ANNE McILROY
From Friday's Globe and Mail Published on Friday, Dec. 19, 2008 5:24AM EST Last updated on Tuesday, Mar. 31, 2009 9:26PM EDT
They were fierce hunters with sharp claws, but two types of dinosaurs related to Tyrannosaurus rex were also attentive fathers that hovered over their eggs to keep them warm.
That's the conclusion of a team of American researchers who have published a paper on dinosaur daddies in today's edition of the journal Science.
Their work highlights the softer side of dinosaurs, and adds to the growing evidence that they were nurturing parents, more like modern birds than reptiles when it came to looking after their young. It also suggests where birds - modern descendants of dinosaurs - got their parenting skills.
"The old view was that dinosaurs were reptiles and that most reptiles sort of bury their eggs and leave them, like turtles on a beach," says David Varricchio, with the department of earth sciences at Montana State University and lead author of the Science paper.
The theory that dinosaurs were more involved parents has been building for more than two decades, bolstered by the discovery of a number of fossils of adults that died while incubating nests packed with eggs.
The nesting dinosaurs were troodons and oviraptors - theropod dinosaurs related to T. rex, but much smaller.
It was widely assumed they were females, but Dr. Varricchio and his colleagues are arguing that they were dads, not moms. They followed a hunch that any species of animal that attempted to raise 30 offspring at a time would need to have the fathers making a substantial contribution.
They compared the large numbers of eggs found in these nests - between 22 and 30 - to the number produced by 400 species of living reptiles and birds.
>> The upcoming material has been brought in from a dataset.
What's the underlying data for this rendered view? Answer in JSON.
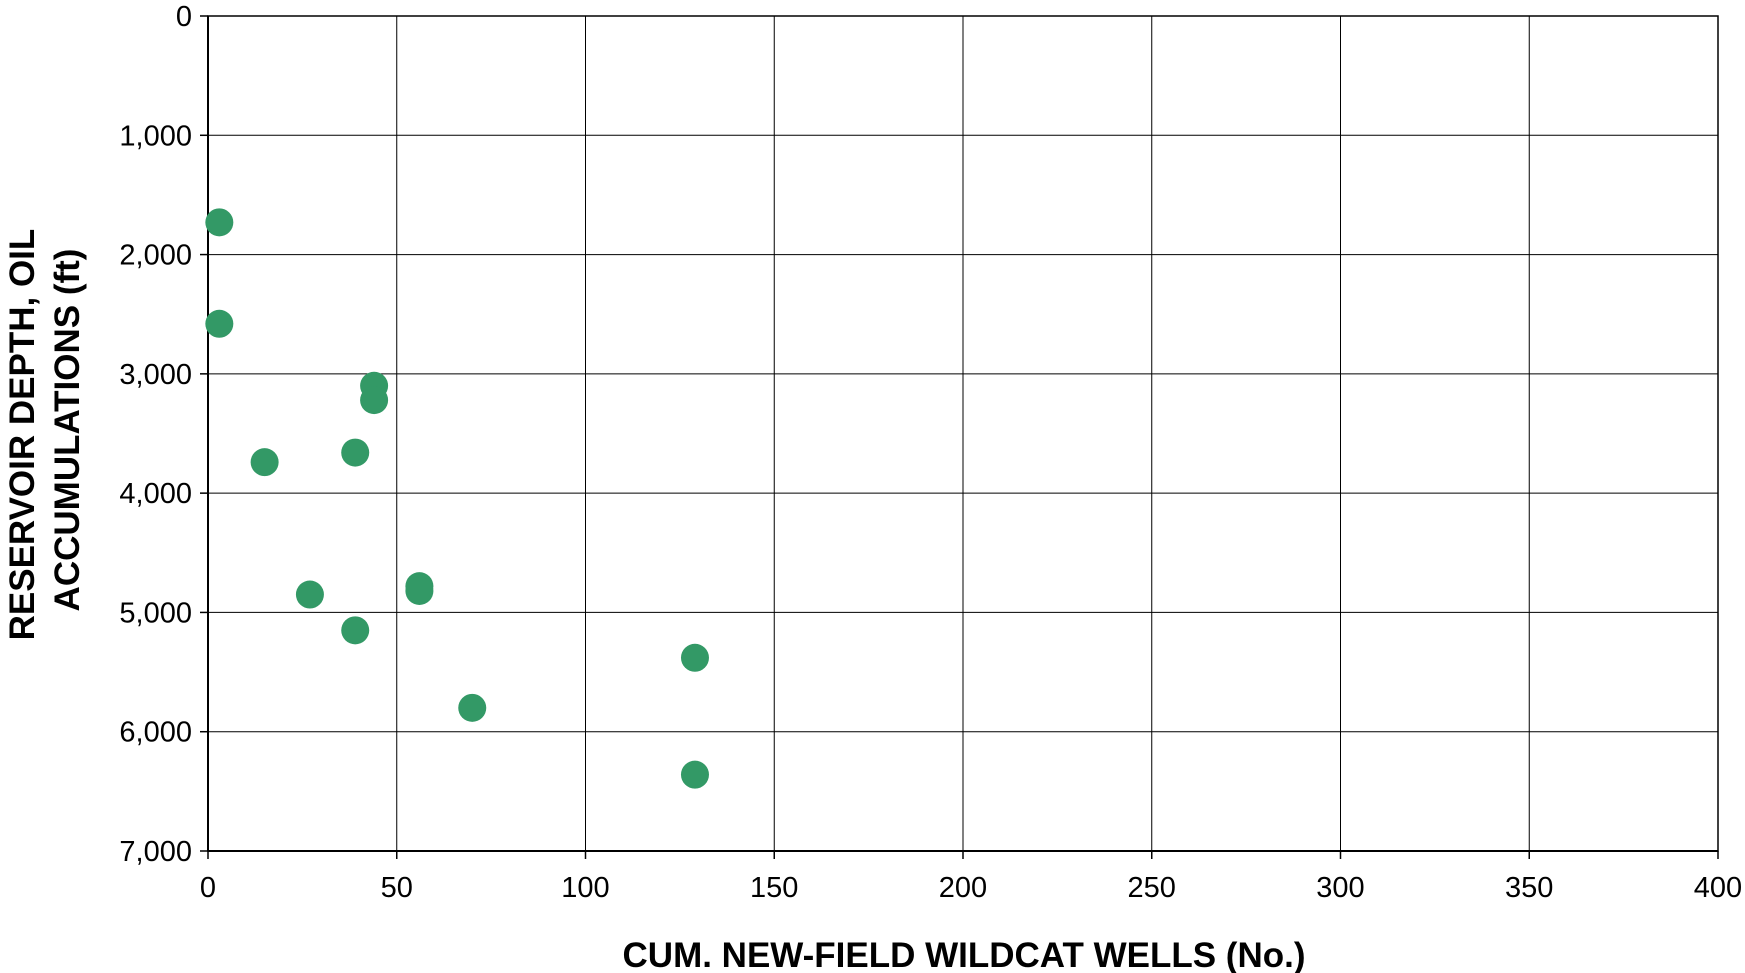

When the body size of the dinosaurs was taken into account, the number of eggs they produced closely matched the number laid by flightless birds such as emus and rheas. In those species, the fathers are single parents who incubate and raise the young.
As with modern emus, rheas and to a lesser extent ostriches, there is no way that laying so many eggs would be a successful reproductive strategy unless the males pitched in, Dr. Varricchio says.
In 90 per cent of bird species, the males help look after their young. But in only 5 per cent of mammal species do males make a contribution to parental care, and that number is even lower among reptiles.
The theory that modern birds descended from dinosaurs is now widely accepted by experts, and is based on similarities in their skeletons. This work suggests that birds inherited their approach to parenting from their dinosaurian ancestors.
Dinosaurs had different nesting styles. Oviraptors plunked themselves in the middle of a ring of eggs, and draped their arms over them. "The clutch has a doughnut shape," Dr. Varricchio says. Birds, however, keep the eggs warm with their bellies, he says.
One of the best examples of an oviraptor on a nest was discovered in China and described by the University of Alberta's Philip Currie in 1996.
But he says in that case, it was almost certainly the mother - not the father - that died with the eggs, because the nest was not complete.
Dr. Currie's not convinced Dr. Varricchio and his colleagues have made the case that dinosaurs were as attentive to their offspring as birds, but says they take an interesting approach to the question.
The name troodon means "wounding tooth" in Greek. Oviraptors had more beak-like mouths, and the first one was discovered in 1924 with a bunch of eggs and named "egg seizer" because it was assumed it was a thief. Both were about the size of a person. "I wouldn't want to meet a hungry one," Dr. Varricchio says.
*Troodon dinosaurs were about the size of a human and had sharp teeth.
*The females laid between 22 to 24 eggs, and planted them on end in the ground.
*Each egg was about half a litre in volume, and fit snugly with others.
*A team of American dinosaur experts says there is evidence males incubated the eggs.